Preparing for a small Sunday evening dinner party, I decided to take on the Union Square Café’s Yellowfin Tuna Burger once more. According to the recipe, 1.5 pounds of tuna meat would yield four burgers. I had to make five. I figured I'd go with two pounds. Ouch: at $15.99 a pound, that's about $15 more than I wanted to spend. Looking baffled by my request, a fish-monger told me no, they didn't have any “discount” tuna scraps or tails. Why would they? They purchase from their supplier only the steak-ready stomach meat that their Park Slope customers demand. (Tuna goes through a chain of sellers longer than the average eightball of Colombian cocaine, each taking their cut. A fine bluefin sells for around $80,000 and winds up in the best sushi joints of Tokyo for a retail cost of $70 a half-ounce.)
So, inspired by certain Tulane University drug dealers that, rumor has it, mixed cocaine with baby laxatives, I decided to cut the tuna with something cheaper. I deliberated with the fish-seller. He suggested whitefish because "all the New Yorkers use it in salads" (he is Japanese). He assured me that it would blend right in and would hold up to pan-frying. Although I was sure he'd never made or eaten a fish burger in his life, I liked the idea of using the quintessential New York bagel-ready fish (ok, after lox) in my poor man's version of yellowfin. And at $4.99 a pound, I was willing to experiment.
I made six patties and seared them over medium-high heat. Meyer and Romano suggest medium-rare but I cooked them through: between the whitefish and the less-than-sashimi-grade tuna, I erred on the side of caution. A couple of the burgers fell apart -- due to both the flakier whitefish and the olive oil (it was supposed to be used for frying, not binding, as it were). I topped each burger with a spoonful of the "Ginger-Mustard-Soy-Honey-Whatever Glaze and/or Marinade" and passed pickled ginger to my guests.
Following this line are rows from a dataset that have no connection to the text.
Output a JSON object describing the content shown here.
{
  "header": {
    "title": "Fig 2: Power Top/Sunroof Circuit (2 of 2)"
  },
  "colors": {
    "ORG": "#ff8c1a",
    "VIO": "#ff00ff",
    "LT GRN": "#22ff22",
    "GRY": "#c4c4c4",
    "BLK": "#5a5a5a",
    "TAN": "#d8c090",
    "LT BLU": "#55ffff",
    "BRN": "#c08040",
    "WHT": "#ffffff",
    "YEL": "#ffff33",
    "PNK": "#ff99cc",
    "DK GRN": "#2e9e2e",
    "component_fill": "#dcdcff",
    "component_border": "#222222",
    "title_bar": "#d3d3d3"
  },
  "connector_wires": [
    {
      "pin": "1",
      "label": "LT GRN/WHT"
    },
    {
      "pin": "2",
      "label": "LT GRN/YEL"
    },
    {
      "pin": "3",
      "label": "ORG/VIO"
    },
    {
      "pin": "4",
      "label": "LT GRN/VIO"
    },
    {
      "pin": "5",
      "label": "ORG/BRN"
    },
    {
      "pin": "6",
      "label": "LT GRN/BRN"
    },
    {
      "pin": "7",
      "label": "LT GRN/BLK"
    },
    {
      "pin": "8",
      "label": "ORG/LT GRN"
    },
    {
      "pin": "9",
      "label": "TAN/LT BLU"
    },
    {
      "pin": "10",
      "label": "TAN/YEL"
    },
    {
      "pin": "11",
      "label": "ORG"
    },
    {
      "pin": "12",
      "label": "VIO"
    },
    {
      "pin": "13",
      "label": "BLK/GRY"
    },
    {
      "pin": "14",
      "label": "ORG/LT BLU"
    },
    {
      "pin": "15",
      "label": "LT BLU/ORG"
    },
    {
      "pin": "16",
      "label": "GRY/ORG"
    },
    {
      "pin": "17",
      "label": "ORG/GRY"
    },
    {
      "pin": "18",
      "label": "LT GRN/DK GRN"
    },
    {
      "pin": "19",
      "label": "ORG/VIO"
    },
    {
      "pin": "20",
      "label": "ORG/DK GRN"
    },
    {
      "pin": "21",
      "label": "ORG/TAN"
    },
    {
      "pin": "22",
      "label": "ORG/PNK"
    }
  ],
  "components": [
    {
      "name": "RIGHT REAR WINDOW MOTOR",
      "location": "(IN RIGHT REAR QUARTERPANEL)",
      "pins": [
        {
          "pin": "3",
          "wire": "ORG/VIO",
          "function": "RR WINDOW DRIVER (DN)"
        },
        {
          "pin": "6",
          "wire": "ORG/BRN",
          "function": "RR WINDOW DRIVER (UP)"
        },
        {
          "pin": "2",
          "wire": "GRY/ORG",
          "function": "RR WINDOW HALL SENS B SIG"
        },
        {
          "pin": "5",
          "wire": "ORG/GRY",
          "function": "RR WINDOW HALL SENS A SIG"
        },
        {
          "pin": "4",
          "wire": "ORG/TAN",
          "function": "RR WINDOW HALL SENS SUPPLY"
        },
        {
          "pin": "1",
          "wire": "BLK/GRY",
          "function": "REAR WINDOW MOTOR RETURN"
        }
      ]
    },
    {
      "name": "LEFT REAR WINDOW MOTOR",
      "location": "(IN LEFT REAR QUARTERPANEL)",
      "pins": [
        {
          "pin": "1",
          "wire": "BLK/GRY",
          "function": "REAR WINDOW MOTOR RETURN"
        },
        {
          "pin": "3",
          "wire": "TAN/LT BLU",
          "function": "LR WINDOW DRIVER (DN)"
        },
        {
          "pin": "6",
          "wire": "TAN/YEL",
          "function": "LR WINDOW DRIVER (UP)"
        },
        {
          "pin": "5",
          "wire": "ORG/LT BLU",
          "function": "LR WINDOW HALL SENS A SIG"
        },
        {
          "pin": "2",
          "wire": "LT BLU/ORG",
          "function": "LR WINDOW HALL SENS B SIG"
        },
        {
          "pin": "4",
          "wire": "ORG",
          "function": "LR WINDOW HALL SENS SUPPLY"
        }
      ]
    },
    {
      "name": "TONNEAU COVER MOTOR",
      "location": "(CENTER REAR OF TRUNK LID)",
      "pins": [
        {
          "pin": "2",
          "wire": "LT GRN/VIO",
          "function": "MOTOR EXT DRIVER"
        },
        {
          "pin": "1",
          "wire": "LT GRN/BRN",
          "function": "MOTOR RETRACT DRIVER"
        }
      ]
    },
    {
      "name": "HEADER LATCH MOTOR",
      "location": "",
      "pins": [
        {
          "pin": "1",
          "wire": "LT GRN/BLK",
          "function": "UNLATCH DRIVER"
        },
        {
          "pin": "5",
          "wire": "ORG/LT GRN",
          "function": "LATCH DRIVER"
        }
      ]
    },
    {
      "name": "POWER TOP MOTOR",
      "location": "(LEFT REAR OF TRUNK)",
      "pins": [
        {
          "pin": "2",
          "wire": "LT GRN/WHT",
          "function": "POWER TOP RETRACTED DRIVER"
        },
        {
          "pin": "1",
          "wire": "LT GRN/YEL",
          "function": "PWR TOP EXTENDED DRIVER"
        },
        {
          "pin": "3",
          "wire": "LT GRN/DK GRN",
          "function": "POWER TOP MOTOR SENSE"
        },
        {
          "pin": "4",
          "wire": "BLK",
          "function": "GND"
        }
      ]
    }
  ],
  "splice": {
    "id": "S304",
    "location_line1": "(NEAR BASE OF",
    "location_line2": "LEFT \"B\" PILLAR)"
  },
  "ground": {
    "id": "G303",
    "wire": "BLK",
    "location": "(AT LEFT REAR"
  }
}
The burgers got rave reviews -- they were juicy, spicy, filling yet light (not unlike turkey burgers). The whitefish blended perfectly, acquiescing to the strong flavor of the tuna, showing itself to be the true chameleon of the sea, as happy smoked with sour cream, mayo, celery, and herbs as it is masquerading with the fancy fixings of fusion food. To paraphrase Bill Murray in Caddyshack: a Cinderella story, outta Brooklyn.
The Working Girl's Tuna Burger
1 pound yellowfin tuna
1 pound whitefish (or some other fish with the chutzpah to stand up to tuna!)
3 tbsp. Dijon mustard
2 large cloves garlic, minced
salt and pepper
2 tbsp. olive oil plus 1/3 cup olive oil (PAY ATTENTION: for frying!)
6 hamburger buns, preferably whole wheat with seeds
pickled ginger for garnish, optional
Chop fish to consistency of ground meat. Remove large clumps of skin (or remove skin before chopping, but you'll need a sharper knife than I had for this). Add mustard, garlic, salt, pepper, and 2 tbsp. olive oil (a little oil helps because whitefish is less oily than tuna). Form 6 patties. Sear over medium-high heat for 4 minutes per side. Serve over toasted buns, topped with spoonful of Ginger Mustard glaze and a few pieces of pickled ginger.

2 comments:
As a privileged guest at many of Nora's dinner parties, I must say that my tuna burger was delicious! I love spicy food and I have been craving another burger ever since I scarfed mine down. I might even try to make it myself although all of the fish chopping and skin removal sounds a little daunting. Nora, have you ever considered adding instructional videos?